Wann immer die SPD – und neuerdings auch Rot-Grün – glaubt, die Ausfahrt zur Normalität gefunden zu haben, durchkreuzt eine Skandalgeschichte von der Eifel-Rennstrecke das Vorhaben. Auch im zu Ende gehenden Jahr blieb der Ring auf Schleuder- und Schlingerkurs. Und mit Blick auf 2012 stellen sich bange Fragen: Fallen noch mehr Stellen weg? Wandelt sich der Freizeit- weiter zum Teilzeitpark? Müssen gigantische, meist gähnend leere Gebäude eingemottet oder am Ende abgerissen werden? Was werden die erwarteten Prozesse gegen Ex-Finanzminister Ingolf Deubel und Ex-Ring-Boss Walter Kafitz ans Licht bringen? Wichtiger noch: Wird die 330-Millionen-Euro-Investition „Nürburgring 2009“ für den Steuerzahler jemals wieder hereinkommen?

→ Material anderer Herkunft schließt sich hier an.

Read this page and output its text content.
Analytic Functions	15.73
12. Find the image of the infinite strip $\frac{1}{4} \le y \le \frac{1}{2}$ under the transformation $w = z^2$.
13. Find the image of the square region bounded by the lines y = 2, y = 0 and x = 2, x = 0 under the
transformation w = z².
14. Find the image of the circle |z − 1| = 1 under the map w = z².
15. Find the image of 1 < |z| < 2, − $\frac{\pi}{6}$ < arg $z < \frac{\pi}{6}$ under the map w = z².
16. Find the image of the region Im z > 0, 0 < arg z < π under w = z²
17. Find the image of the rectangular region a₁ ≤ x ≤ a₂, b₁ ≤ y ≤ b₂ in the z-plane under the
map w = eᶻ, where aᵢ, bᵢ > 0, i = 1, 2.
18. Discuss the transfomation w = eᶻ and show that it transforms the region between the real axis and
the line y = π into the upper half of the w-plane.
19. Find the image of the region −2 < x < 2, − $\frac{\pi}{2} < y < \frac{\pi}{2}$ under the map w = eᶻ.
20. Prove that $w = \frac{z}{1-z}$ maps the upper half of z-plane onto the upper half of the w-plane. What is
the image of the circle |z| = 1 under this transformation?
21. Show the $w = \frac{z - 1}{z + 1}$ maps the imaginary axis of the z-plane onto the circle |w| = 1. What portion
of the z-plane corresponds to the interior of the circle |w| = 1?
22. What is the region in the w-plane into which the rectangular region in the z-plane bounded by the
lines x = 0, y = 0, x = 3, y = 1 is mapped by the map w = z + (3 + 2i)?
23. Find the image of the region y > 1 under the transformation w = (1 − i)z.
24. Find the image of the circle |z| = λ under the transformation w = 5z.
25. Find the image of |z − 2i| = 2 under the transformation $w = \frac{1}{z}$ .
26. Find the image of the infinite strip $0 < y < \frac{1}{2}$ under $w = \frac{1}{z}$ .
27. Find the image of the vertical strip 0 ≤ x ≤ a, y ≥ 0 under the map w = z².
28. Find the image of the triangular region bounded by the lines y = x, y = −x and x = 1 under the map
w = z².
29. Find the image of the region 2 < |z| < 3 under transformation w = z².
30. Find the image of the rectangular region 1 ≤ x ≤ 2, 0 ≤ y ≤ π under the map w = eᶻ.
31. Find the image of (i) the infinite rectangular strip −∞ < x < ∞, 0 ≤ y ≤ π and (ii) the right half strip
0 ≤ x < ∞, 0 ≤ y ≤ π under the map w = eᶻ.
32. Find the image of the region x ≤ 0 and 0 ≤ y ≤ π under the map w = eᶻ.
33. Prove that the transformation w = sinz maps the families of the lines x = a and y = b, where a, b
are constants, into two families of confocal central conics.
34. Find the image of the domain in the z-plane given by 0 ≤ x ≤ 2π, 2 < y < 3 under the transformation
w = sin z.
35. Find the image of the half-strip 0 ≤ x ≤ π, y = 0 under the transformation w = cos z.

Am Ring brennt es an allen Kurven und Enden. Das Verhältnis von privaten Betreibern und Besitzern (dem Land) ist, gelinde gesagt, angespannt. Im Winter 2011 war auch schon mal von „Erpressung“ und „Täuschung“ die Rede. Damals hatte die private Automotive GmbH mit Macht und einer aggressiven, öffentlichen Kampagne auf niedrigere Pachtzahlungen gedrängt. Deren Geschäftsführung führte ins Feld, mit falschen Zahlen und Prognosen in ein unkalkulierbares unternehmerisches Abenteuer gelockt worden zu sein. Doch das Land blieb hart, schickte einen Mahnbescheid an die Ring-Pächter und lotete aus, wie man den unkalkulierbaren Partner loswerden könnte. Das Wort Rosenkrieg machte die Runde. Nur, dass hier keiner aus enttäuschter Liebe handelte, weil es nie einen Funken Zuneigung gab. Am Ring wurde lediglich ein brüchiges Zweckbündnis geschmiedet.

In der Präambel des Pachtvertrags haben sich die Vertragspartner darauf verständigt, auf eine sorgfältige Prüfung und Analyse eines Unternehmens, insbesondere im Hinblick auf seine wirtschaftlichen, rechtlichen, steuerlichen und finanziellen Verhältnisse (Due Diligence) zu verzichten. Stattdessen hat man sich auf eine sogenannte Einschwungphase mit geringeren Pachtzahlungen geeinigt, die dann in den Folgejahren zunehmend steigen sollen. Jetzt kritisiert die Nürburgring Automotive GmbH (NAG), dass den Pachtzahlungen falsche Zahlen zu Grunde liegen.

Der Pachtvertrag legt genau fest, was die NAG gepachtet hat.

Nicht inbegriffen ist ausdrücklich das Formel-1-Rennen. Das Land behält sich vor, selbst mit Formel-1-Boss Bernie Ecclestone über die Konditionen zu verhandeln. Die bisherigen Defizite des Rennzirkus wurden regelmäßig vom Land als Strukturhilfe für die Eifel übernommen. 2011 waren das rund 13,5 Millionen Euro. In der rot-grünen Landesregierung ist man sich aber einig, dass die Defizite sinken müssen. Außerdem ist bis 2016 nur noch ein Formel-1-Rennen auf dem Ring geplant.

Hier macht der Verpächter, die nahezu landeseigene Nürburgring GmbH, noch einmal deutlich, dass es die komplette Hoheit über die Formel 1 am Ring behält.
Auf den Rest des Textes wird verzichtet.